One of the most common issues we hear is that I/O on AWS is hard to predict, and often a bottleneck for applications. So today’s news that AWS have introduced two new ways to improve your I/O performance is an exciting development.
Aside from the performance benefits, these new options also introduce a number of additional cost variables. I’m excited to announce that, on the same day of introduction (as we did we programmatic billing!) CloudVertical now fully supports, analyses and provides reporting for these new EBS and EC2 options!
We thought you might find it useful to get more information on the cost implications, so continue reading to learn about the options, costs and how they differ from existing standard EC2 and EBS resources.
New Instance Costs
3 existing instance types can now be deployed with EBS-optimized support (all examples taken using US East (Virginia) and Linux)
Large: Additional 2.5¢ per hour / $18.60 per month – 7.8% higher
Extra Large: Additional 5¢ per hour / $37.20 – 7.8% higher
Quadruple Extra Large: Additional 5¢ per hour / $37.20 – 2.7% higher
Storage Pricing
Standard: 10¢ per GB-month
Provisioned IOPS: 12.5¢ per GB-month – a 25% increase.
I/O Pricing
Standard: $10c per 1 million I/O requests
Provisioned IOPS: $10c per 1 IOPS-month
Since IOPS are a dedicated channel, you will be billed whether or not you use the resources. 1 IOPS-month is the equivalent of 2.7m requests (1 Input-Output Operation per Second x Seconds in a Month). For estimation purposes, it’s unlikely your I/O costs are going to change dramatically on a per request or provisioned-IOPS basis – unless you massively over-provision – and here lies the hard part – how do you know what IOPS to pre buy?

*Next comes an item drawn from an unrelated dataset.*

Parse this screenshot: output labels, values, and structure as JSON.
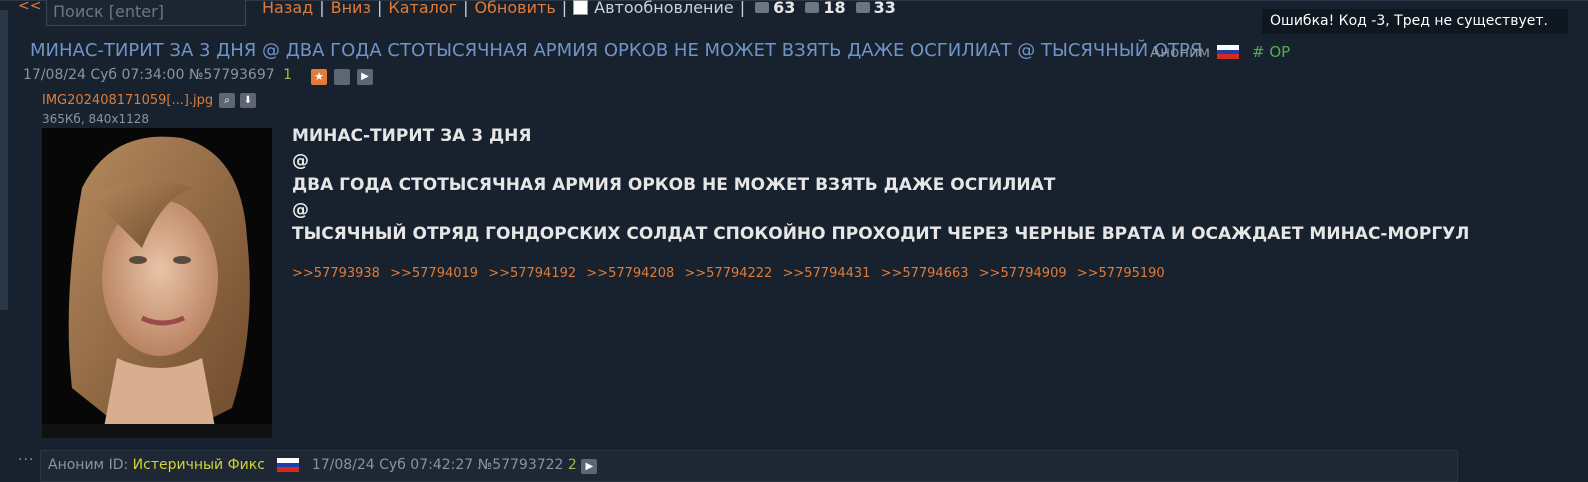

Looking at your previous month requests will help – but bear in mind for a high performance application – these may be lower because of the I/O performance restrictions on standard EBS volumes. I would provision 30-50% more IOPS than used last month (remember : 270m I/O requests = 100 IOPS), and keep track of usage for the first few weeks.
Example
A large instance with EBS optimised, running for a month, with a 500GB Provionsed IOPS EBS volume and 100 IOPS committed, would cost $319 ($256.60 for the instance, $62.50 for the EBS and $10 for IOPS). A large instance on normal EBS would be $298 or $315 depending on your calculation. So near parity or a 6.6% difference (the lower figure is taking 35% of the committed 100 IOPS-month since you are highly unlikely to use all the resources, all of the time – and AWS pricing reflects this).